Although Roth IRAs are only open to people who are below certain income thresholds, there are ways to access a Roth IRA no matter what your income is -- for example, through a traditional IRA conversion, a rollover of a Roth 401(k), or a complicated strategy involving Roth 401(k)s.

Todd Campbell
I think the one thing all three of us can agree on is that tax-advantaged retirement accounts are awesome. They allow you to save significantly more money for retirement than taxable accounts, and investors are right to max out their investments in these vehicles every year. Although arguments can be made for Roth IRAs (you've just read some great ones), I'm a bigger fan of the good old-fashioned traditional IRA.

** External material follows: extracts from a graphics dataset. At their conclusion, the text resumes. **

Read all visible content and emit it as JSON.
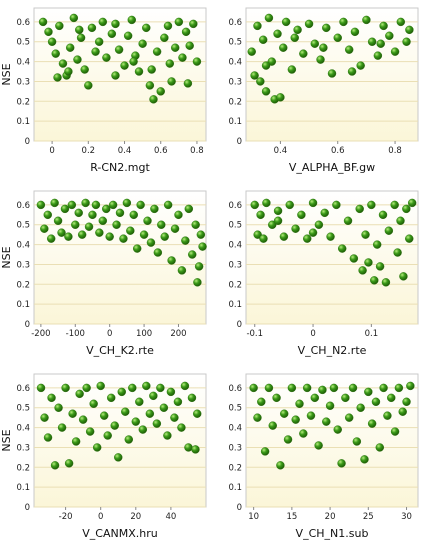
{
  "chart_data": [
    {
      "type": "scatter",
      "xlabel": "R-CN2.mgt",
      "ylabel": "NSE",
      "xlim": [
        -0.1,
        0.85
      ],
      "ylim": [
        0,
        0.67
      ],
      "xticks": [
        0,
        0.2,
        0.4,
        0.6,
        0.8
      ],
      "xtick_labels": [
        "0",
        "0.2",
        "0.4",
        "0.6",
        "0.8"
      ],
      "yticks": [
        0,
        0.1,
        0.2,
        0.3,
        0.4,
        0.5,
        0.6
      ],
      "ytick_labels": [
        "0",
        "0.1",
        "0.2",
        "0.3",
        "0.4",
        "0.5",
        "0.6"
      ],
      "grid": true,
      "marker_color": "#3a9a18",
      "points": [
        [
          -0.05,
          0.6
        ],
        [
          -0.02,
          0.55
        ],
        [
          0.0,
          0.5
        ],
        [
          0.02,
          0.44
        ],
        [
          0.04,
          0.58
        ],
        [
          0.06,
          0.39
        ],
        [
          0.08,
          0.33
        ],
        [
          0.1,
          0.47
        ],
        [
          0.12,
          0.62
        ],
        [
          0.14,
          0.41
        ],
        [
          0.16,
          0.52
        ],
        [
          0.18,
          0.36
        ],
        [
          0.2,
          0.28
        ],
        [
          0.22,
          0.57
        ],
        [
          0.24,
          0.45
        ],
        [
          0.26,
          0.5
        ],
        [
          0.28,
          0.6
        ],
        [
          0.3,
          0.42
        ],
        [
          0.33,
          0.54
        ],
        [
          0.35,
          0.59
        ],
        [
          0.37,
          0.46
        ],
        [
          0.4,
          0.38
        ],
        [
          0.42,
          0.53
        ],
        [
          0.44,
          0.61
        ],
        [
          0.46,
          0.43
        ],
        [
          0.48,
          0.35
        ],
        [
          0.5,
          0.49
        ],
        [
          0.52,
          0.57
        ],
        [
          0.54,
          0.28
        ],
        [
          0.56,
          0.21
        ],
        [
          0.58,
          0.45
        ],
        [
          0.6,
          0.25
        ],
        [
          0.62,
          0.52
        ],
        [
          0.64,
          0.58
        ],
        [
          0.66,
          0.3
        ],
        [
          0.68,
          0.47
        ],
        [
          0.7,
          0.6
        ],
        [
          0.72,
          0.42
        ],
        [
          0.74,
          0.55
        ],
        [
          0.76,
          0.48
        ],
        [
          0.78,
          0.59
        ],
        [
          0.8,
          0.4
        ],
        [
          0.03,
          0.32
        ],
        [
          0.09,
          0.35
        ],
        [
          0.15,
          0.56
        ],
        [
          0.35,
          0.33
        ],
        [
          0.45,
          0.4
        ],
        [
          0.55,
          0.36
        ],
        [
          0.65,
          0.39
        ],
        [
          0.75,
          0.29
        ]
      ]
    },
    {
      "type": "scatter",
      "xlabel": "V_ALPHA_BF.gw",
      "ylabel": "",
      "xlim": [
        0.28,
        0.88
      ],
      "ylim": [
        0,
        0.67
      ],
      "xticks": [
        0.4,
        0.6,
        0.8
      ],
      "xtick_labels": [
        "0.4",
        "0.6",
        "0.8"
      ],
      "yticks": [
        0,
        0.1,
        0.2,
        0.3,
        0.4,
        0.5,
        0.6
      ],
      "ytick_labels": [
        "0",
        "0.1",
        "0.2",
        "0.3",
        "0.4",
        "0.5",
        "0.6"
      ],
      "grid": true,
      "marker_color": "#3a9a18",
      "points": [
        [
          0.3,
          0.45
        ],
        [
          0.31,
          0.33
        ],
        [
          0.32,
          0.58
        ],
        [
          0.33,
          0.3
        ],
        [
          0.34,
          0.51
        ],
        [
          0.35,
          0.25
        ],
        [
          0.36,
          0.62
        ],
        [
          0.37,
          0.4
        ],
        [
          0.38,
          0.21
        ],
        [
          0.39,
          0.54
        ],
        [
          0.4,
          0.22
        ],
        [
          0.41,
          0.47
        ],
        [
          0.42,
          0.6
        ],
        [
          0.44,
          0.36
        ],
        [
          0.46,
          0.56
        ],
        [
          0.48,
          0.44
        ],
        [
          0.5,
          0.59
        ],
        [
          0.52,
          0.49
        ],
        [
          0.54,
          0.41
        ],
        [
          0.56,
          0.57
        ],
        [
          0.58,
          0.34
        ],
        [
          0.6,
          0.52
        ],
        [
          0.62,
          0.6
        ],
        [
          0.64,
          0.46
        ],
        [
          0.66,
          0.55
        ],
        [
          0.68,
          0.38
        ],
        [
          0.7,
          0.61
        ],
        [
          0.72,
          0.5
        ],
        [
          0.74,
          0.43
        ],
        [
          0.76,
          0.58
        ],
        [
          0.78,
          0.53
        ],
        [
          0.8,
          0.45
        ],
        [
          0.82,
          0.6
        ],
        [
          0.84,
          0.5
        ],
        [
          0.85,
          0.56
        ],
        [
          0.35,
          0.38
        ],
        [
          0.45,
          0.52
        ],
        [
          0.55,
          0.47
        ],
        [
          0.65,
          0.35
        ],
        [
          0.75,
          0.49
        ]
      ]
    },
    {
      "type": "scatter",
      "xlabel": "V_CH_K2.rte",
      "ylabel": "NSE",
      "xlim": [
        -220,
        280
      ],
      "ylim": [
        0,
        0.67
      ],
      "xticks": [
        -200,
        -100,
        0,
        100,
        200
      ],
      "xtick_labels": [
        "-200",
        "-100",
        "0",
        "100",
        "200"
      ],
      "yticks": [
        0,
        0.1,
        0.2,
        0.3,
        0.4,
        0.5,
        0.6
      ],
      "ytick_labels": [
        "0",
        "0.1",
        "0.2",
        "0.3",
        "0.4",
        "0.5",
        "0.6"
      ],
      "grid": true,
      "marker_color": "#3a9a18",
      "points": [
        [
          -200,
          0.6
        ],
        [
          -190,
          0.48
        ],
        [
          -180,
          0.55
        ],
        [
          -170,
          0.43
        ],
        [
          -160,
          0.61
        ],
        [
          -150,
          0.52
        ],
        [
          -140,
          0.46
        ],
        [
          -130,
          0.58
        ],
        [
          -120,
          0.44
        ],
        [
          -110,
          0.6
        ],
        [
          -100,
          0.5
        ],
        [
          -90,
          0.56
        ],
        [
          -80,
          0.45
        ],
        [
          -70,
          0.61
        ],
        [
          -60,
          0.49
        ],
        [
          -50,
          0.55
        ],
        [
          -40,
          0.6
        ],
        [
          -30,
          0.46
        ],
        [
          -20,
          0.52
        ],
        [
          -10,
          0.58
        ],
        [
          0,
          0.44
        ],
        [
          10,
          0.6
        ],
        [
          20,
          0.5
        ],
        [
          30,
          0.56
        ],
        [
          40,
          0.43
        ],
        [
          50,
          0.61
        ],
        [
          60,
          0.47
        ],
        [
          70,
          0.55
        ],
        [
          80,
          0.38
        ],
        [
          90,
          0.6
        ],
        [
          100,
          0.45
        ],
        [
          110,
          0.52
        ],
        [
          120,
          0.41
        ],
        [
          130,
          0.58
        ],
        [
          140,
          0.36
        ],
        [
          150,
          0.5
        ],
        [
          160,
          0.44
        ],
        [
          170,
          0.6
        ],
        [
          180,
          0.32
        ],
        [
          190,
          0.48
        ],
        [
          200,
          0.55
        ],
        [
          210,
          0.27
        ],
        [
          220,
          0.42
        ],
        [
          230,
          0.58
        ],
        [
          240,
          0.35
        ],
        [
          250,
          0.5
        ],
        [
          255,
          0.21
        ],
        [
          260,
          0.29
        ],
        [
          265,
          0.45
        ],
        [
          270,
          0.39
        ]
      ]
    },
    {
      "type": "scatter",
      "xlabel": "V_CH_N2.rte",
      "ylabel": "",
      "xlim": [
        -0.115,
        0.18
      ],
      "ylim": [
        0,
        0.67
      ],
      "xticks": [
        -0.1,
        0,
        0.1
      ],
      "xtick_labels": [
        "-0.1",
        "0",
        "0.1"
      ],
      "yticks": [
        0,
        0.1,
        0.2,
        0.3,
        0.4,
        0.5,
        0.6
      ],
      "ytick_labels": [
        "0",
        "0.1",
        "0.2",
        "0.3",
        "0.4",
        "0.5",
        "0.6"
      ],
      "grid": true,
      "marker_color": "#3a9a18",
      "points": [
        [
          -0.1,
          0.6
        ],
        [
          -0.095,
          0.45
        ],
        [
          -0.09,
          0.55
        ],
        [
          -0.085,
          0.43
        ],
        [
          -0.08,
          0.61
        ],
        [
          -0.07,
          0.5
        ],
        [
          -0.06,
          0.57
        ],
        [
          -0.05,
          0.44
        ],
        [
          -0.04,
          0.6
        ],
        [
          -0.03,
          0.48
        ],
        [
          -0.02,
          0.55
        ],
        [
          -0.01,
          0.43
        ],
        [
          0.0,
          0.61
        ],
        [
          0.01,
          0.5
        ],
        [
          0.02,
          0.56
        ],
        [
          0.03,
          0.44
        ],
        [
          0.04,
          0.6
        ],
        [
          0.05,
          0.38
        ],
        [
          0.06,
          0.52
        ],
        [
          0.07,
          0.33
        ],
        [
          0.08,
          0.58
        ],
        [
          0.085,
          0.27
        ],
        [
          0.09,
          0.45
        ],
        [
          0.095,
          0.31
        ],
        [
          0.1,
          0.6
        ],
        [
          0.105,
          0.22
        ],
        [
          0.11,
          0.4
        ],
        [
          0.115,
          0.29
        ],
        [
          0.12,
          0.55
        ],
        [
          0.125,
          0.21
        ],
        [
          0.13,
          0.47
        ],
        [
          0.14,
          0.6
        ],
        [
          0.145,
          0.36
        ],
        [
          0.15,
          0.52
        ],
        [
          0.155,
          0.24
        ],
        [
          0.16,
          0.58
        ],
        [
          0.165,
          0.43
        ],
        [
          0.17,
          0.61
        ],
        [
          0.0,
          0.46
        ],
        [
          -0.06,
          0.52
        ]
      ]
    },
    {
      "type": "scatter",
      "xlabel": "V_CANMX.hru",
      "ylabel": "NSE",
      "xlim": [
        -38,
        60
      ],
      "ylim": [
        0,
        0.67
      ],
      "xticks": [
        -20,
        0,
        20,
        40
      ],
      "xtick_labels": [
        "-20",
        "0",
        "20",
        "40"
      ],
      "yticks": [
        0,
        0.1,
        0.2,
        0.3,
        0.4,
        0.5,
        0.6
      ],
      "ytick_labels": [
        "0",
        "0.1",
        "0.2",
        "0.3",
        "0.4",
        "0.5",
        "0.6"
      ],
      "grid": true,
      "marker_color": "#3a9a18",
      "points": [
        [
          -34,
          0.6
        ],
        [
          -32,
          0.45
        ],
        [
          -30,
          0.35
        ],
        [
          -28,
          0.55
        ],
        [
          -26,
          0.21
        ],
        [
          -24,
          0.5
        ],
        [
          -22,
          0.4
        ],
        [
          -20,
          0.6
        ],
        [
          -18,
          0.22
        ],
        [
          -16,
          0.47
        ],
        [
          -14,
          0.33
        ],
        [
          -12,
          0.57
        ],
        [
          -10,
          0.44
        ],
        [
          -8,
          0.6
        ],
        [
          -6,
          0.38
        ],
        [
          -4,
          0.52
        ],
        [
          -2,
          0.3
        ],
        [
          0,
          0.61
        ],
        [
          2,
          0.46
        ],
        [
          4,
          0.36
        ],
        [
          6,
          0.55
        ],
        [
          8,
          0.41
        ],
        [
          10,
          0.25
        ],
        [
          12,
          0.58
        ],
        [
          14,
          0.48
        ],
        [
          16,
          0.34
        ],
        [
          18,
          0.6
        ],
        [
          20,
          0.43
        ],
        [
          22,
          0.53
        ],
        [
          24,
          0.39
        ],
        [
          26,
          0.61
        ],
        [
          28,
          0.47
        ],
        [
          30,
          0.56
        ],
        [
          32,
          0.42
        ],
        [
          34,
          0.6
        ],
        [
          36,
          0.5
        ],
        [
          38,
          0.36
        ],
        [
          40,
          0.58
        ],
        [
          42,
          0.45
        ],
        [
          44,
          0.53
        ],
        [
          46,
          0.4
        ],
        [
          48,
          0.61
        ],
        [
          50,
          0.3
        ],
        [
          52,
          0.55
        ],
        [
          54,
          0.29
        ],
        [
          55,
          0.47
        ]
      ]
    },
    {
      "type": "scatter",
      "xlabel": "V_CH_N1.sub",
      "ylabel": "",
      "xlim": [
        9,
        31.5
      ],
      "ylim": [
        0,
        0.67
      ],
      "xticks": [
        10,
        15,
        20,
        25,
        30
      ],
      "xtick_labels": [
        "10",
        "15",
        "20",
        "25",
        "30"
      ],
      "yticks": [
        0,
        0.1,
        0.2,
        0.3,
        0.4,
        0.5,
        0.6
      ],
      "ytick_labels": [
        "0",
        "0.1",
        "0.2",
        "0.3",
        "0.4",
        "0.5",
        "0.6"
      ],
      "grid": true,
      "marker_color": "#3a9a18",
      "points": [
        [
          10,
          0.6
        ],
        [
          10.5,
          0.45
        ],
        [
          11,
          0.53
        ],
        [
          11.5,
          0.28
        ],
        [
          12,
          0.6
        ],
        [
          12.5,
          0.41
        ],
        [
          13,
          0.55
        ],
        [
          13.5,
          0.21
        ],
        [
          14,
          0.47
        ],
        [
          14.5,
          0.34
        ],
        [
          15,
          0.6
        ],
        [
          15.5,
          0.44
        ],
        [
          16,
          0.52
        ],
        [
          16.5,
          0.37
        ],
        [
          17,
          0.6
        ],
        [
          17.5,
          0.46
        ],
        [
          18,
          0.55
        ],
        [
          18.5,
          0.31
        ],
        [
          19,
          0.59
        ],
        [
          19.5,
          0.43
        ],
        [
          20,
          0.51
        ],
        [
          20.5,
          0.6
        ],
        [
          21,
          0.39
        ],
        [
          21.5,
          0.22
        ],
        [
          22,
          0.55
        ],
        [
          22.5,
          0.45
        ],
        [
          23,
          0.6
        ],
        [
          23.5,
          0.33
        ],
        [
          24,
          0.5
        ],
        [
          24.5,
          0.24
        ],
        [
          25,
          0.58
        ],
        [
          25.5,
          0.42
        ],
        [
          26,
          0.53
        ],
        [
          26.5,
          0.3
        ],
        [
          27,
          0.6
        ],
        [
          27.5,
          0.46
        ],
        [
          28,
          0.55
        ],
        [
          28.5,
          0.38
        ],
        [
          29,
          0.6
        ],
        [
          29.5,
          0.48
        ],
        [
          30,
          0.53
        ],
        [
          30.5,
          0.61
        ]
      ]
    }
  ]
}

Most Americans have saved little for retirement, and even those who have saved diligently aren't likely to generate enough income from those investments to eclipse their top income-earning years. That means a lot of retiree income will come not from investments, but from Social Security, which is generally taxed at a low rate or not at all. As a result, the effective tax rate of many Americans has a good chance of being lower, not higher, during retirement. Therefore the upfront tax savings offered by traditional IRAs (especially if they knock an investor into a lower tax bracket) might make more sense, particularly given that there's no guarantee we'll live long enough to enjoy the full benefits of the Roth IRA's tax-free withdrawals anyway.

Additionally, while a Roth can't be converted to a traditional IRA, a traditional IRA can be converted to a Roth IRA if your expectations of future tax rates change. Lastly, one advantage of the Roth might actually be a disadvantage. Roth IRAs allow tax-free withdrawals, but investors are generally better off without the temptation to tap their retirement accounts early. The fact that traditional IRAs penalize early withdrawals actually works in your favor: Withdrawing funds early can severely stunt your retirement account's growth through compound interest. Early withdrawal penalties are a nice reminder that these accounts exist to ensure your financial security when you leave the workforce -- not to pay for expenses along the road to retirement.